The wondrous setting of Tintagel Castle inspires the imagination and the headland upon which the castle stands is proudly majestic with the turbulent Atlantic Ocean beating against its three sides.
Ancient rock cut graves have revealed that the headland was once inhabited by a small Celtic community of monks.
Reginald, Earl of Cornwall started building the castle in 1145 on the neck of land between the mainland and ‘Tintagel’ island. Unfortunately the isthmus and buildings have eroded and crumbled over the years but most of the foundation of the great hall of the Norman castle and the chapel on the island plateau still remain. One hundred years later Richard Earl of Cornwall and owner of Restormel, Trematon and Launceston castles, extended Tintagel and then further additions were made by Edward the Black Prince. During the fourteenth century Tintagel Castle served as a very bleak and isolated state prison.

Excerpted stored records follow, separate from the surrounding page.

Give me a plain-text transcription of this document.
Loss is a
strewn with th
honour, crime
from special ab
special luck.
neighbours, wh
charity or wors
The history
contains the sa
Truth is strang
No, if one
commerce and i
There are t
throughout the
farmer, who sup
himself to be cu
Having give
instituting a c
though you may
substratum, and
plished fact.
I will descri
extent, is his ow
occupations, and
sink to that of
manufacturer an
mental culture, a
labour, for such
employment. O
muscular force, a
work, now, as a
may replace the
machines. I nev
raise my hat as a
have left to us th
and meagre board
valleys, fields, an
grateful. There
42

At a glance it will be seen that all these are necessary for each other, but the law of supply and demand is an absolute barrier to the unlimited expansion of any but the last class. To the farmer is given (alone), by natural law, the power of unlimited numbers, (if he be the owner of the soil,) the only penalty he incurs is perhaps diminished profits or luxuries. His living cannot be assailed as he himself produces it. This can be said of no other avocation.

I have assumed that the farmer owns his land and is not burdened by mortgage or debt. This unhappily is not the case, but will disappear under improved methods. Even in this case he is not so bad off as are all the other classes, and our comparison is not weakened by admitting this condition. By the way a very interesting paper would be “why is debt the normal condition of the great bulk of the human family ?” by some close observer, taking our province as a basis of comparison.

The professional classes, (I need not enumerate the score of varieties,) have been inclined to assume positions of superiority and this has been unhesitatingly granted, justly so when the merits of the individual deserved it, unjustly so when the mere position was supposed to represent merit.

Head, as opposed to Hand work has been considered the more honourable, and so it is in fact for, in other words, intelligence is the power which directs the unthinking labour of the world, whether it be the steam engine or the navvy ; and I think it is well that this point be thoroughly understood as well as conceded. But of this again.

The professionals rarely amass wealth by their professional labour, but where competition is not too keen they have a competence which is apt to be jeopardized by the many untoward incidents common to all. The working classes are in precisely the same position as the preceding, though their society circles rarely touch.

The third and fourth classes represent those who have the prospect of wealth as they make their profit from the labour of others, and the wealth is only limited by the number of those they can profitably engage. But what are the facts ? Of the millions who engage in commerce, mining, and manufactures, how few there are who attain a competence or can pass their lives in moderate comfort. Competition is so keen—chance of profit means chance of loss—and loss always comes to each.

Today Tintagel Castle is little more than a shell although almost ninety feet of the great hall structure remain to show how magnificent the original buildings must have been. During the peak season transport ferries the less agile visitor to the headland from Tintagel. The setting is wild and dramatic although steep steps to the most remote parts of the site could be a deterrent for some visitors the views and the rugged splendour of the setting make Tintagel Castle a marvellous place to visit.